While thinking about how to close this issue it seems that the work needed is...

  1. Document which terms we want to save from the system metadata document (probably mostly already done in the current implementation)
  2. Come up with and document a mapping between the terms from step 1 and the schema,org vocabulary
  3. Implement it in the parser
amoeba commented 3 years ago

Yep, that's what I'm working on over on https://github.com/DataONEorg/slinky/pull/21 at the moment. Once that's done, we can do step 3.

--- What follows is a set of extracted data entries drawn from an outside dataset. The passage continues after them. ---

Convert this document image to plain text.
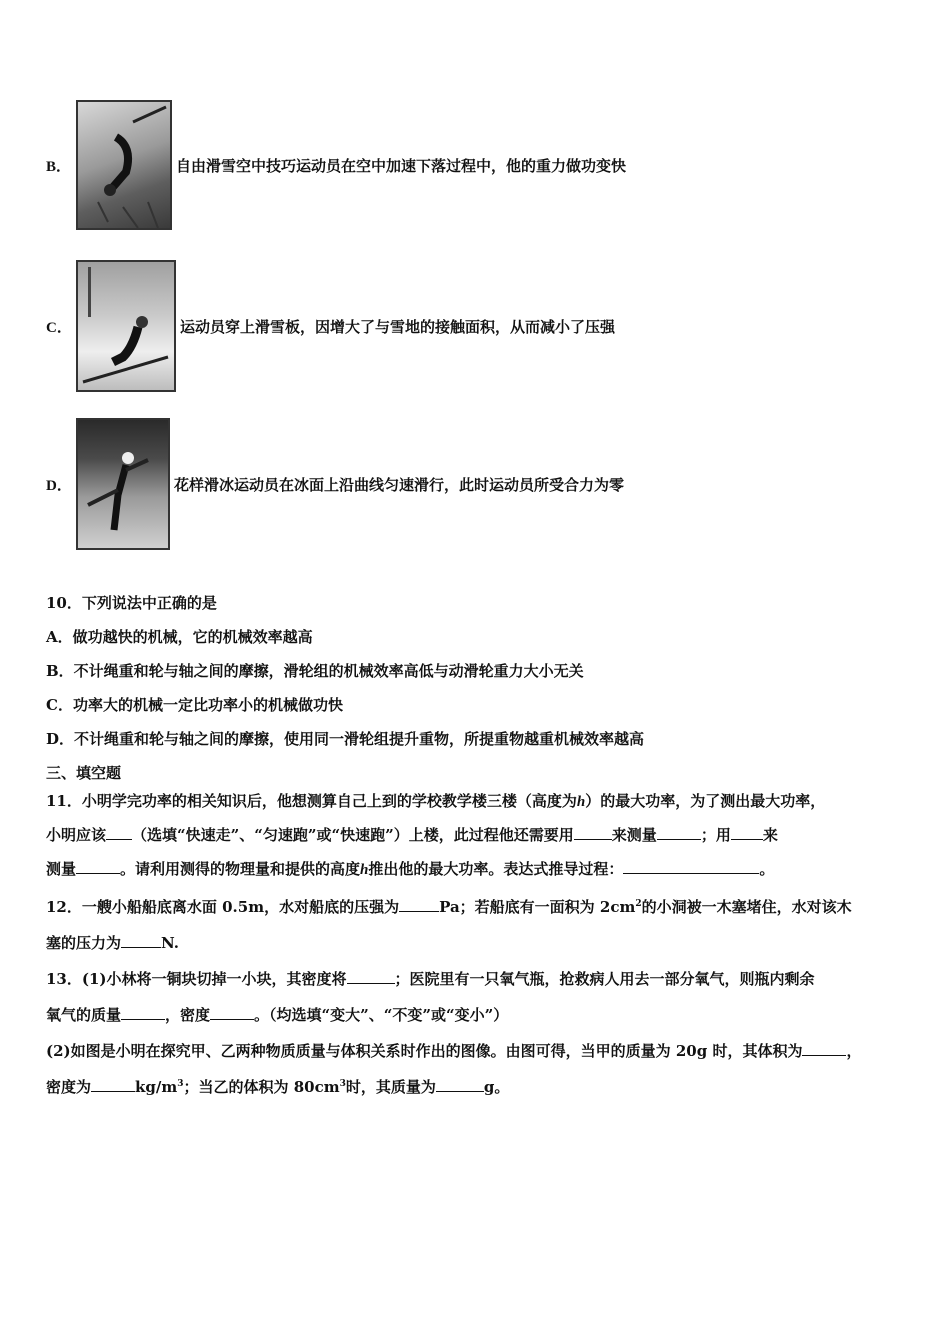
B．	自由滑雪空中技巧运动员在空中加速下落过程中，他的重力做功变快
C．	运动员穿上滑雪板，因增大了与雪地的接触面积，从而减小了压强
D．	花样滑冰运动员在冰面上沿曲线匀速滑行，此时运动员所受合力为零
10．下列说法中正确的是
A．做功越快的机械，它的机械效率越高
B．不计绳重和轮与轴之间的摩擦，滑轮组的机械效率高低与动滑轮重力大小无关
C．功率大的机械一定比功率小的机械做功快
D．不计绳重和轮与轴之间的摩擦，使用同一滑轮组提升重物，所提重物越重机械效率越高
三、填空题
11．小明学完功率的相关知识后，他想测算自己上到的学校教学楼三楼（高度为h）的最大功率，为了测出最大功率，
小明应该 （选填“快速走”、“匀速跑”或“快速跑”）上楼，此过程他还需要用	来测量	；用 来
测量	。请利用测得的物理量和提供的高度h推出他的最大功率。表达式推导过程：	。
12．一艘小船船底离水面 0.5m，水对船底的压强为	Pa；若船底有一面积为 $2cm^2$的小洞被一木塞堵住，水对该木
塞的压力为	N.
13．(1)小林将一铜块切掉一小块，其密度将	；医院里有一只氧气瓶，抢救病人用去一部分氧气，则瓶内剩余
氧气的质量	，密度	。（均选填“变大”、“不变”或“变小”）
(2)如图是小明在探究甲、乙两种物质质量与体积关系时作出的图像。由图可得，当甲的质量为 20g 时，其体积为	，
密度为	$kg/m^3$；当乙的体积为 $80cm^3$时，其质量为	g。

mbjones commented 3 years ago

This approach sounds good to me. I've never been very happy with the semantics of schema:DataDownload, but agree we should use it to represent the files. However, we could also benefit it by cross typing it with one other common vocabulary that has the concept of a data entity, mainly prov:Entity (or maybe provone:Data?). Are there other candidates other than PROV for this common concept to replace geolink:DigitalObject?

amoeba commented 3 years ago

However, we could also benefit it by cross typing it with one other common vocabulary that has the concept of a data entity....

I agree. cross typing with prov:Entity, provone:Data and probably even dcat:Distribution seem both useful and logically correct. Considering that we're inserting into a graph, does it make more sense to (1) explicitly assert each type on each dataset or (2) just toss a few owl:equivalentClass statements in when the graph is constructed?

Option (1) is nice because simple SPARQL queries will surface the equivalence but has the downside of massively increasing the number of triples in the triplestore. (2) feels more "use the force, Luke". We could cross-type when serializing out to JSON-LD even with option (2).